After years of negotiations the United Kingdom has officially left the European Union, therefore the UK has become a “third country”. We would like to take this opportunity to point out the special rules concerning the UK and data transfers outside the EU in general.
Data transfer to the UK
As we have noted in our latest article on Brexit, some changes need time to enter into force. According to the withdrawal agreement concluded between the UK and the EU, there will be a transition period until 31 December 2020. In this transition period, the GDPR is still applicable in the UK, so the UK would not be considered as a third country until the end of this year.
What happens after the transition period?
It is very important to note that any data processed before the end of the transition period shall continue to be processed in accordance with the GDPR. Thus, personal data transferred to the UK during the transition period shall be guaranteed the same level of safety as currently provided by the GDPR and data subjects have no cause to worry about their right to privacy.
After the transition period, the UK and the EU still need to iron out the specifics of data protection. Certainly, for most data controllers that would be most convenient if the UK continued to apply the GDPR.
However, in the event of a “no-deal” Brexit or if the “deal” excludes data protection, the rules of transferring data outside the EU would have to be applied to the UK.
Data transfers outside the EU
One of the most emphasized general rule of the GDPR is that transferring data outside the EU is not allowed only with a very few exceptions. There are three categories of these exceptions, “adequacy decisions” in Article 45, “appropriate safeguards” in Article 46 and “derogations for specific situations” in Article 49.
With regards to Brexit, the second best scenario would be an EU Commission adequacy decision. Data may be transferred without any special rules or authorizations to third countries deemed to provide an adequate level of data protection. While the decision falls to the discretion of the Commission, we expect this to be a very likely outcome, as the UK has high standards of data protection in their national legislation.
Should the UK not be found adequate, the next option is for the data controller or processor to provide appropriate safeguards. These safeguards are subject to the approval/ adoption of the Commission and/or the supervisory authority. The most relevant of these safeguards are as follows:
• binding corporate rules (BCR) of a corporate group (approved by the supervisory authority);
• standard data protection clauses (adopted by the Commission);
• standard data protection clauses (adopted by a supervisory authority and approved by the Commission);
• an approved code of conduct together with binding and enforceable commitments of the controller or processor in the third country to apply the appropriate safeguards, including as regards data subjects’ rights;
• an approved certification mechanism together with binding and enforceable commitments of the controller or processor in the third country to apply the appropriate safeguards, including as regards data subjects’ rights.
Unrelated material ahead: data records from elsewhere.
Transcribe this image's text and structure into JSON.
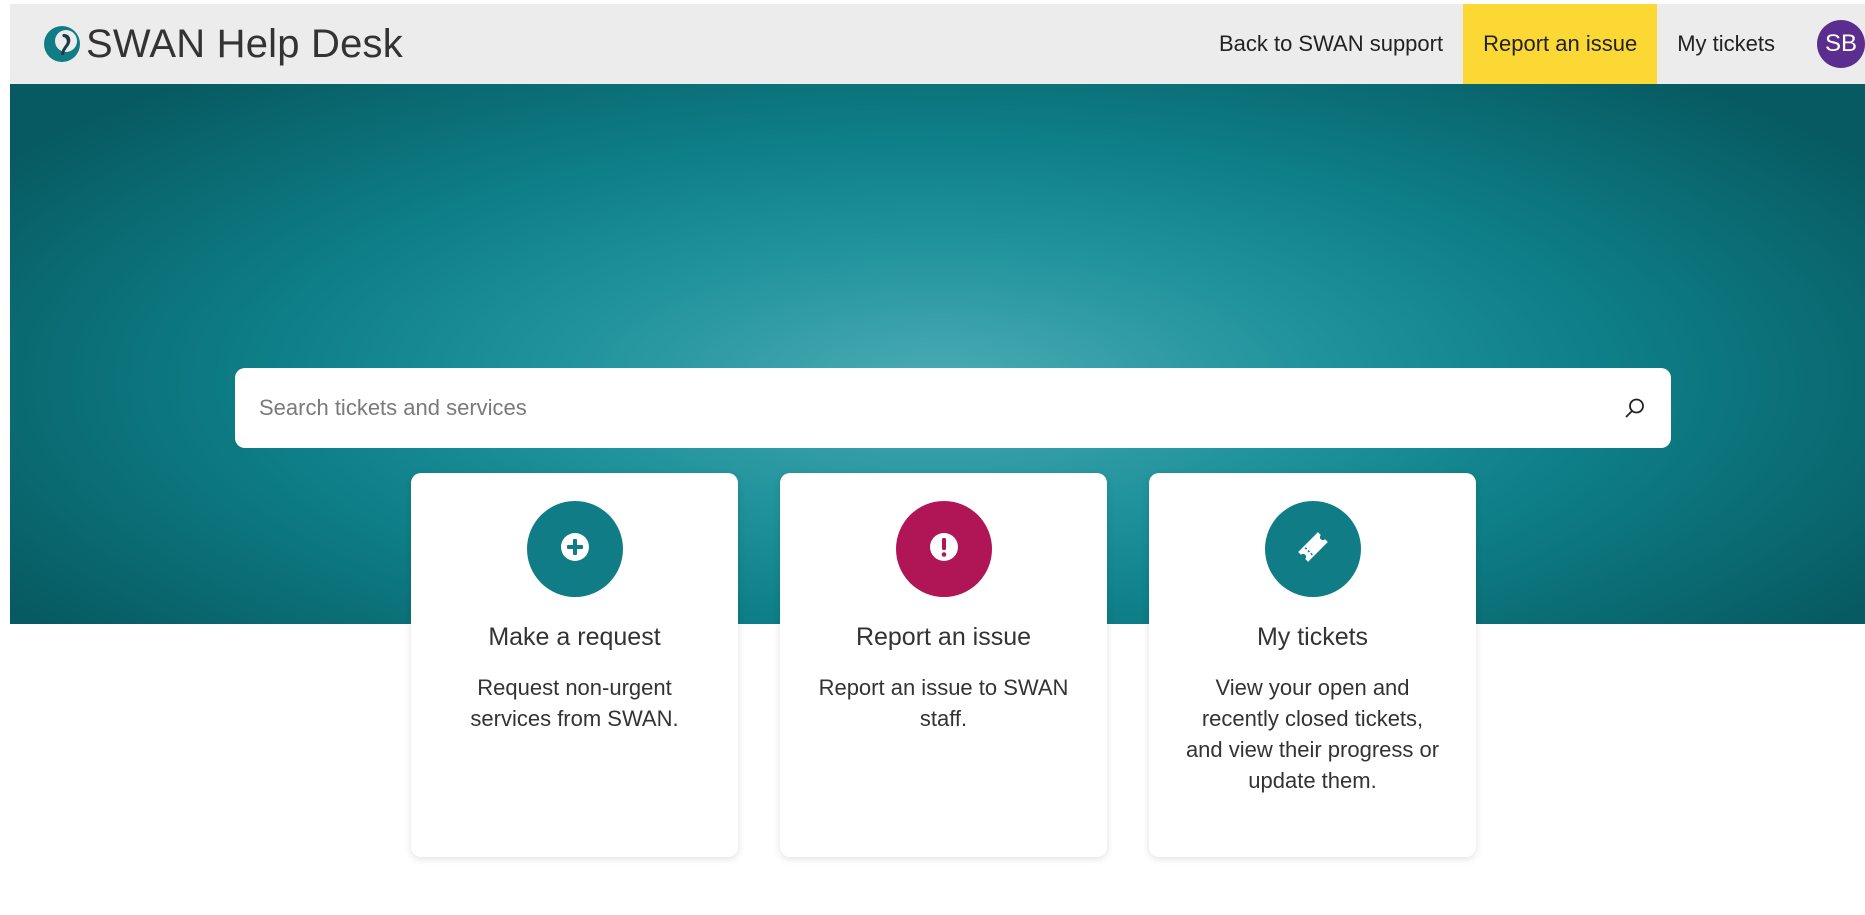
{
  "header": {
    "title": "SWAN Help Desk",
    "nav": {
      "back_label": "Back to SWAN support",
      "report_label": "Report an issue",
      "tickets_label": "My tickets"
    },
    "avatar_initials": "SB"
  },
  "search": {
    "placeholder": "Search tickets and services"
  },
  "cards": [
    {
      "title": "Make a request",
      "description": "Request non-urgent services from SWAN.",
      "icon": "plus-circle-icon",
      "color": "#0f7c86"
    },
    {
      "title": "Report an issue",
      "description": "Report an issue to SWAN staff.",
      "icon": "exclamation-circle-icon",
      "color": "#b01656"
    },
    {
      "title": "My tickets",
      "description": "View your open and recently closed tickets, and view their progress or update them.",
      "icon": "ticket-icon",
      "color": "#0f7c86"
    }
  ],
  "colors": {
    "accent_yellow": "#fcd835",
    "teal": "#0f7c86",
    "magenta": "#b01656",
    "avatar_purple": "#5b2d8e"
  }
}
The abovementioned options require either significant effort from the data controller (i.e. drafting BCRs or codes of conduct) or a proactive supervisory authority (i.e. drafting and adopting standard clauses). Since the GDPR’s entry into force, no standard clauses have been adopted yet. Consequently, most data controllers might find appropriate safeguards a barrier too high to entry.
Derogations for specific situations
The last option is derogations for specific situations, to be applied for exceptional cases and will not serve as legal basis for systematic or regular transferring of personal data. The most relevant of these situations are as follows:
• explicit consent of a data subject informed of the risks of transfer to the third country;
• transfer is necessary for the performance of a contract between the data subject and the data controller or a contract concluded in the interest of the data subject;
• transfer is necessary for the establishment, exercise or defence of legal claims;
• transfer is necessary in order to protect the vital interests of the data subject or of other persons, where the data subject is physically or legally incapable of giving consent.
In any event, if the data controller uses these derogations as basis for data transfer outside the EU, the transfer may only take place if it is not repetitive and concerns only a limited number of data subjects, in addition the controller must demonstrate a compelling legitimate interest and inform the supervisory authority as well as the data subject. This is considered the least favourable option for data controllers because of their obligations to inform.